Un responsable du Conseil de transition du Sud (CTS), un groupe séparatiste yéménite, a réfuté une annonce selon laquelle le groupe se dissoudrait, affirmant que les membres de la délégation à Riyad avaient été contraints de faire cette déclaration. L'annonce, qui signalait prétendument la fin du CTS, a été rendue publique plus tôt dans la journée.
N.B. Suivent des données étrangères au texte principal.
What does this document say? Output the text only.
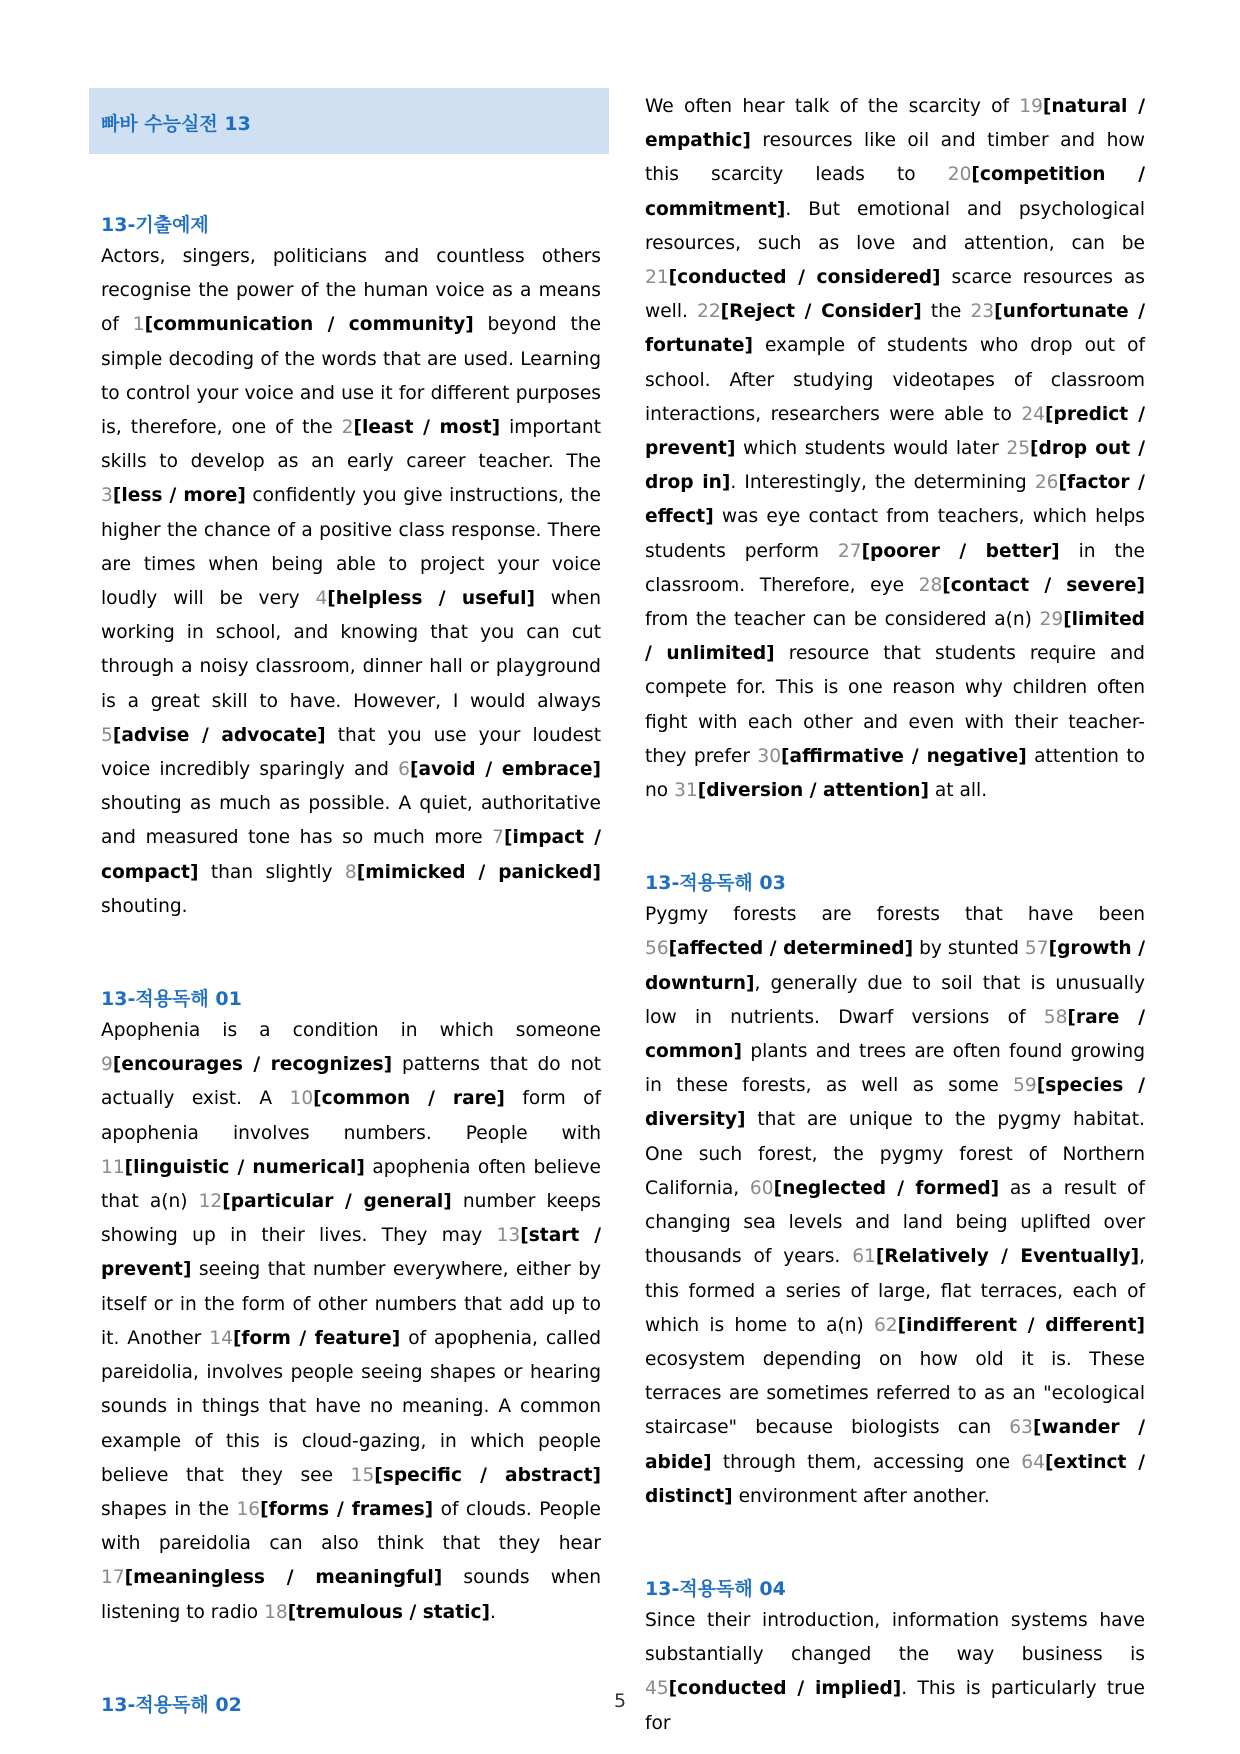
빠바 수능실전 13
13-기출예제

Actors, singers, politicians and countless others recognise the power of the human voice as a means of 1[communication / community] beyond the simple decoding of the words that are used. Learning to control your voice and use it for different purposes is, therefore, one of the 2[least / most] important skills to develop as an early career teacher. The 3[less / more] confidently you give instructions, the higher the chance of a positive class response. There are times when being able to project your voice loudly will be very 4[helpless / useful] when working in school, and knowing that you can cut through a noisy classroom, dinner hall or playground is a great skill to have. However, I would always 5[advise / advocate] that you use your loudest voice incredibly sparingly and 6[avoid / embrace] shouting as much as possible. A quiet, authoritative and measured tone has so much more 7[impact / compact] than slightly 8[mimicked / panicked] shouting.

13-적용독해 01

Apophenia is a condition in which someone 9[encourages / recognizes] patterns that do not actually exist. A 10[common / rare] form of apophenia involves numbers. People with 11[linguistic / numerical] apophenia often believe that a(n) 12[particular / general] number keeps showing up in their lives. They may 13[start / prevent] seeing that number everywhere, either by itself or in the form of other numbers that add up to it. Another 14[form / feature] of apophenia, called pareidolia, involves people seeing shapes or hearing sounds in things that have no meaning. A common example of this is cloud-gazing, in which people believe that they see 15[specific / abstract] shapes in the 16[forms / frames] of clouds. People with pareidolia can also think that they hear 17[meaningless / meaningful] sounds when listening to radio 18[tremulous / static].

13-적용독해 02

We often hear talk of the scarcity of 19[natural / empathic] resources like oil and timber and how this scarcity leads to 20[competition / commitment]. But emotional and psychological resources, such as love and attention, can be 21[conducted / considered] scarce resources as well. 22[Reject / Consider] the 23[unfortunate / fortunate] example of students who drop out of school. After studying videotapes of classroom interactions, researchers were able to 24[predict / prevent] which students would later 25[drop out / drop in]. Interestingly, the determining 26[factor / effect] was eye contact from teachers, which helps students perform 27[poorer / better] in the classroom. Therefore, eye 28[contact / severe] from the teacher can be considered a(n) 29[limited / unlimited] resource that students require and compete for. This is one reason why children often fight with each other and even with their teacher-they prefer 30[affirmative / negative] attention to no 31[diversion / attention] at all.

13-적용독해 03

Pygmy forests are forests that have been 56[affected / determined] by stunted 57[growth / downturn], generally due to soil that is unusually low in nutrients. Dwarf versions of 58[rare / common] plants and trees are often found growing in these forests, as well as some 59[species / diversity] that are unique to the pygmy habitat. One such forest, the pygmy forest of Northern California, 60[neglected / formed] as a result of changing sea levels and land being uplifted over thousands of years. 61[Relatively / Eventually], this formed a series of large, flat terraces, each of which is home to a(n) 62[indifferent / different] ecosystem depending on how old it is. These terraces are sometimes referred to as an "ecological staircase" because biologists can 63[wander / abide] through them, accessing one 64[extinct / distinct] environment after another.

13-적용독해 04

Since their introduction, information systems have substantially changed the way business is 45[conducted / implied]. This is particularly true for

5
Le responsable du CTS, qui a requis l'anonymat en raison de la sensibilité de la situation, a déclaré à Al Jazeera que les membres de la délégation étaient sous la contrainte lorsqu'ils ont accepté la déclaration de dissolution. Le responsable n'a pas précisé la nature exacte de la contrainte, mais cette affirmation soulève de sérieuses questions quant à la validité de l'annonce et à l'avenir du mouvement séparatiste dans le sud du Yémen.
Le Conseil de transition du Sud a été formé en 2017 au milieu de la guerre civile yéménite en cours. Le groupe, soutenu par les Émirats arabes unis, plaide pour la sécession du sud du Yémen, une région qui était autrefois un État indépendant avant son unification avec le nord en 1990. Le CTS a été un acteur clé dans le conflit, s'affrontant souvent avec les forces loyales au gouvernement yéménite internationalement reconnu, bien que les deux fassent nominalement partie de la coalition dirigée par l'Arabie saoudite qui lutte contre les rebelles houthis.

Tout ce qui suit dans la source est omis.